Вечером того же дня Домициан устроил праздничный пир для сенаторов и своих друзей. Он удостоил многих ласковою беседой, однако его приветливые слова были для многих отравлены человеконенавистническими остротами. Так, верховному судье Аперу, двоюродному брату неудачливого мятежника, поверженного генерала Сатурнина, Домициан сообщил высоким, резким голосом о той радости, с какой массы встретили его щедрые подарки. Это стечение народа, сказал он, явилось, пожалуй, еще более достойным внимания зрелищем, чем в тот раз, когда на форуме по его приказу была выставлена голова казненного бунтовщика Сатурнина. Потом снова заговорил о своей баснословной удаче, которая, после поражения Сатурнина, даже начала входить в поговорку. Ведь тогда столь тщательно подготовленный государственный переворот сорвался в конце концов из–за погоды: внезапная оттепель помешала войскам варваров, которых Сатурнин сумел привлечь на свою сторону, перейти реку по льду и оказать мятежному генералу обещанную помощь. Да, констатировал Домициан, он может сравнивать свое счастье со счастьем великого Юлия Цезаря. Правда, и этот счастливец Цезарь в конце концов пал от кинжалов своих врагов.
– Нам, государям, – небрежно бросил он кучке словно окаменевших друзей, – нелегко. А если мы успеваем отправить на тот свет наших врагов своевременно, пока они еще не нанесли удар, нас обвиняют, будто их преступные намерения – только предлог, чтобы их устранить. И в заговоры против нас люди начинают верить только тогда, когда нас уже благополучно прикончат. Как ваше мнение на этот счет, мой Приск? А ваше, мой Гельвидий?
Ни одним словом не обмолвился он пока о своих намерениях в отношении весталки Корнелии. Еще трудно было сделать какие–либо выводы из того факта, что по возвращении одной из первых его мер было наказание некоего маленького человека именно за преступление против религии.

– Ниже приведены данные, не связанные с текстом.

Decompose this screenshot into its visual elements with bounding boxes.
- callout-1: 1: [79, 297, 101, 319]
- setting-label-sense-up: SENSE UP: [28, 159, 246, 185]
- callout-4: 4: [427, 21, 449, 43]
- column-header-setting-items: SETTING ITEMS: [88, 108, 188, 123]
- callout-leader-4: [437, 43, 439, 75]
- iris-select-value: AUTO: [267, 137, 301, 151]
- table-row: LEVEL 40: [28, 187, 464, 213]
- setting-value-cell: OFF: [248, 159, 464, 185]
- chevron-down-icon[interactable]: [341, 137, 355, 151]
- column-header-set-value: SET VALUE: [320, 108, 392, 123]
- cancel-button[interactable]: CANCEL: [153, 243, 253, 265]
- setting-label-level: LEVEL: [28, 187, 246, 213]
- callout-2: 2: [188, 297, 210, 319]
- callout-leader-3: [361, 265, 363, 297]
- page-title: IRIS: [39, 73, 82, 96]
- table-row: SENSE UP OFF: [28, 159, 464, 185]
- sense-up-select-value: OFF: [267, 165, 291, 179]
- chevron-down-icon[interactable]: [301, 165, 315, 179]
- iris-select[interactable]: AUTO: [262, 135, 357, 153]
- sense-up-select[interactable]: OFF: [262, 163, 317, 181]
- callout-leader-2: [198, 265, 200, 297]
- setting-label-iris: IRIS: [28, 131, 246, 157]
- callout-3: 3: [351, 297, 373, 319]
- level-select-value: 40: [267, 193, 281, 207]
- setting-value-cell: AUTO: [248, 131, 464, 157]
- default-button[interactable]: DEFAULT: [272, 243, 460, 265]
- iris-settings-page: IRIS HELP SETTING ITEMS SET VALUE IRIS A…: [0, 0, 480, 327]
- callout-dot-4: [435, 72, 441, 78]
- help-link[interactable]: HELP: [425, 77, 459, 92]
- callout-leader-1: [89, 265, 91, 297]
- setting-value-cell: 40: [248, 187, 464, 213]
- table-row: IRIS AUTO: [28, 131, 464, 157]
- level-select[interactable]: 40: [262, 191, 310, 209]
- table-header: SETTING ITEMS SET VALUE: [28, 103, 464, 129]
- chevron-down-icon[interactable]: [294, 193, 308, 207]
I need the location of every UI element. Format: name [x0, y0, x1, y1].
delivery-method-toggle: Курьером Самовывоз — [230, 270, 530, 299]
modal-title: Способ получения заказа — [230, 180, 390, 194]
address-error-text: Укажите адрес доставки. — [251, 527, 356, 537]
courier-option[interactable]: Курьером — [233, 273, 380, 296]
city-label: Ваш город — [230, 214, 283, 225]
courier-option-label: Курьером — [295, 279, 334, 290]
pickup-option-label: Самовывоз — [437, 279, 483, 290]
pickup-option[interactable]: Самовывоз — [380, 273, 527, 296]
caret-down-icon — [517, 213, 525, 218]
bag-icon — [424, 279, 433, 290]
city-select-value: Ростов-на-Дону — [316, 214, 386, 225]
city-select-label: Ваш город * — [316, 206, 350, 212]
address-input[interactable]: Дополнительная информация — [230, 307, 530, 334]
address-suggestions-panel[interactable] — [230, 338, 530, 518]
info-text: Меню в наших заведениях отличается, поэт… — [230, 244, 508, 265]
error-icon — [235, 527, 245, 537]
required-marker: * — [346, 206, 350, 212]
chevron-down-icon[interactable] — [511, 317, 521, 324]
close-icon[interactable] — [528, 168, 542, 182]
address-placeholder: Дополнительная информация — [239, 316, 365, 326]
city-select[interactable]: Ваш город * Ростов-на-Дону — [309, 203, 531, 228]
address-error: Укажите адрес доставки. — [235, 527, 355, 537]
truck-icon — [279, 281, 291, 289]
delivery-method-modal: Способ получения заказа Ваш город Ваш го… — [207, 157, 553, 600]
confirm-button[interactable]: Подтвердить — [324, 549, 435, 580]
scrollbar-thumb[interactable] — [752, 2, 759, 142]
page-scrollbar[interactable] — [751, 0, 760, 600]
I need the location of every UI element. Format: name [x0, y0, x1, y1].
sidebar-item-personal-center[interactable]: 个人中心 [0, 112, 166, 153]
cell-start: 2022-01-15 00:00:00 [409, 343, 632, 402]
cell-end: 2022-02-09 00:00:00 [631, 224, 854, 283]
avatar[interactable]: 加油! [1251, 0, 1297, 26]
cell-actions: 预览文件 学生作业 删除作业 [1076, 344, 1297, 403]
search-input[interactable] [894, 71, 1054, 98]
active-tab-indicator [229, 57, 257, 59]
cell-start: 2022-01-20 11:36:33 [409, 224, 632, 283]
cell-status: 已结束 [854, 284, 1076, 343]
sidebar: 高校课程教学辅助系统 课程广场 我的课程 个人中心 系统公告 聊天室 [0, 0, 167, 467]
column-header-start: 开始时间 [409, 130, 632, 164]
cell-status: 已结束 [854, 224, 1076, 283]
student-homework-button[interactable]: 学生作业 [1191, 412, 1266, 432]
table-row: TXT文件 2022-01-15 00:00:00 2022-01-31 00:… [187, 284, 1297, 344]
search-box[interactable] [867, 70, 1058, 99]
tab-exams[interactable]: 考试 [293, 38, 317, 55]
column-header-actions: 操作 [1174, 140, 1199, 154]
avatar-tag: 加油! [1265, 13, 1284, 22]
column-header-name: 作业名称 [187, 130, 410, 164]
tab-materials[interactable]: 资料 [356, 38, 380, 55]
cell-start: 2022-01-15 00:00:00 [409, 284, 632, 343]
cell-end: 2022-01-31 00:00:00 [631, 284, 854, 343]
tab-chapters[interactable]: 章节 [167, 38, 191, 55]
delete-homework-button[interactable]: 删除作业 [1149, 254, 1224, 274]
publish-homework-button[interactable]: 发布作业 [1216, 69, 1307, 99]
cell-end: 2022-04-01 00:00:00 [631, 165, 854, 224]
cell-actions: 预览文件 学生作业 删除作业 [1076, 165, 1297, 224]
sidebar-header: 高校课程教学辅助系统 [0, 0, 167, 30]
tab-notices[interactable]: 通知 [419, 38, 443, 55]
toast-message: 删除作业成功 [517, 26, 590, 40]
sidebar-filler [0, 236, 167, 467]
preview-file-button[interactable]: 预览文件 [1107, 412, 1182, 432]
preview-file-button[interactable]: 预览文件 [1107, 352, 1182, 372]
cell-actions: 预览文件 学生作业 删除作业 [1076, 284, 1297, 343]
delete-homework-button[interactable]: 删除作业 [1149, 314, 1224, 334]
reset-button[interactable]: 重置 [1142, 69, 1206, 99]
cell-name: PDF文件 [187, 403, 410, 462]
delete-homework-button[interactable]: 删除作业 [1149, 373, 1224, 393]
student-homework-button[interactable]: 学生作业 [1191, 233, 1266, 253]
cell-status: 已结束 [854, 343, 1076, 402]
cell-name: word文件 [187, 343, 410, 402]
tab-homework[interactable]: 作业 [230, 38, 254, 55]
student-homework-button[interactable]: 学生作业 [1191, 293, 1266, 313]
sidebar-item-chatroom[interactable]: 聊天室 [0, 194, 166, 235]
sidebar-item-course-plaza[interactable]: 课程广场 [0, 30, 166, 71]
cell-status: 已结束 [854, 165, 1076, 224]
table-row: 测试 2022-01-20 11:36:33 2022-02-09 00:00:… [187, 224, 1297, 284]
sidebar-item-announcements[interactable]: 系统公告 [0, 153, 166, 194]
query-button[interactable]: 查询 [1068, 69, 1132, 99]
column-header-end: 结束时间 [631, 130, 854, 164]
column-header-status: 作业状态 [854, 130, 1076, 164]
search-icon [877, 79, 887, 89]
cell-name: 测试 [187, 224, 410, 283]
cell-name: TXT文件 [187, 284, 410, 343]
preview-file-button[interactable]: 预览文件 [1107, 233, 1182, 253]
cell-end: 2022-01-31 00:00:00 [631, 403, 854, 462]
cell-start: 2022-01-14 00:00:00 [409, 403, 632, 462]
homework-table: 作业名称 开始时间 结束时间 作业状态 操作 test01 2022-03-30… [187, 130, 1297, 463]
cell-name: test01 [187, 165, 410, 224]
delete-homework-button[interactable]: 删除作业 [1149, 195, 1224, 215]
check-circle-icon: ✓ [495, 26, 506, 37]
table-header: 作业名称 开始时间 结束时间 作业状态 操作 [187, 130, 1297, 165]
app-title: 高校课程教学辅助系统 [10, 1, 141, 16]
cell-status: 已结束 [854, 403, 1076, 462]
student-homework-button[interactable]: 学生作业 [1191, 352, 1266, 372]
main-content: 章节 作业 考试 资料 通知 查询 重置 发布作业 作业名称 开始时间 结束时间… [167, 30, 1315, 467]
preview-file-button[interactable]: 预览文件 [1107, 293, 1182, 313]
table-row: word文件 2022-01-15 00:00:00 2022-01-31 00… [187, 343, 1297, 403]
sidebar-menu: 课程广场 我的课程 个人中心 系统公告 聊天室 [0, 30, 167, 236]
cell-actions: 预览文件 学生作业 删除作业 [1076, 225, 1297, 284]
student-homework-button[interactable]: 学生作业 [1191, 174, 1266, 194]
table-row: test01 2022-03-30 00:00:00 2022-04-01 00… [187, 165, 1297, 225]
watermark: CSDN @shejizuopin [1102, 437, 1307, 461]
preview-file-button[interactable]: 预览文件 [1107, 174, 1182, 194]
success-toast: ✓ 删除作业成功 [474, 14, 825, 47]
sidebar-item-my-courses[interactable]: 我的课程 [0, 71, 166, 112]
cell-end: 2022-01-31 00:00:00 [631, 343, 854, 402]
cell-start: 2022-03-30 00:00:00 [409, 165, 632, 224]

Один вольноотпущенник, по имени Лид, в пьяном виде справил нужду в одну из тех небольших, похожих на колодцы шахт, какие обычно выкапывались, чтобы зарыть в них молнию. Каждую молнию, ударившую в какое–либо общественное место и в нем умершую, следовало предать погребению, как умершего человека, чтобы избежать еще более грозных последствий. Поэтому там, куда она ударила, выкапывали яму, жрец приносил в жертву – от трех живых царств природы – человеческие волосы, живых рыбешек и лук, затем на дне ямы складывали подобие гробницы, а над гробницей оставляли нечто вроде квадратной открытой шахты и делали надпись: «Здесь погребена молния». Такая старая могила молнии, еще со времен императора Тиберия, находилась у Латинских ворот, на этом священном месте Лид и справил нужду. Император, бывший но своему сану и верховным жрецом, отдал его под суд. Лид был приговорен к бичеванию и конфискации имущества; вода и огонь Италии были ему запрещены. [64]
Спустя несколько дней Домициан созвал в своей Альбанской резиденции совет высших жрецов – Коллегию пятнадцати. Приглашения, как всегда, рассылались в величайшей тайне. Однако об этом узнали решительно все, – вероятно, такова была воля императора, и когда пятнадцать жрецов отправились в Альбан, весь Рим выстроился вдоль дороги.
63
…в колонном зале Минуция…– Имеется в виду Минуциев портик, стоявший к западу от Капитолийского холма, невдалеке от реки, и возведенный в конце II в. до н.э.
64
Вода и огонь Италии были ему запрещены.– Так звучала традиционная формула приговора к изгнанию.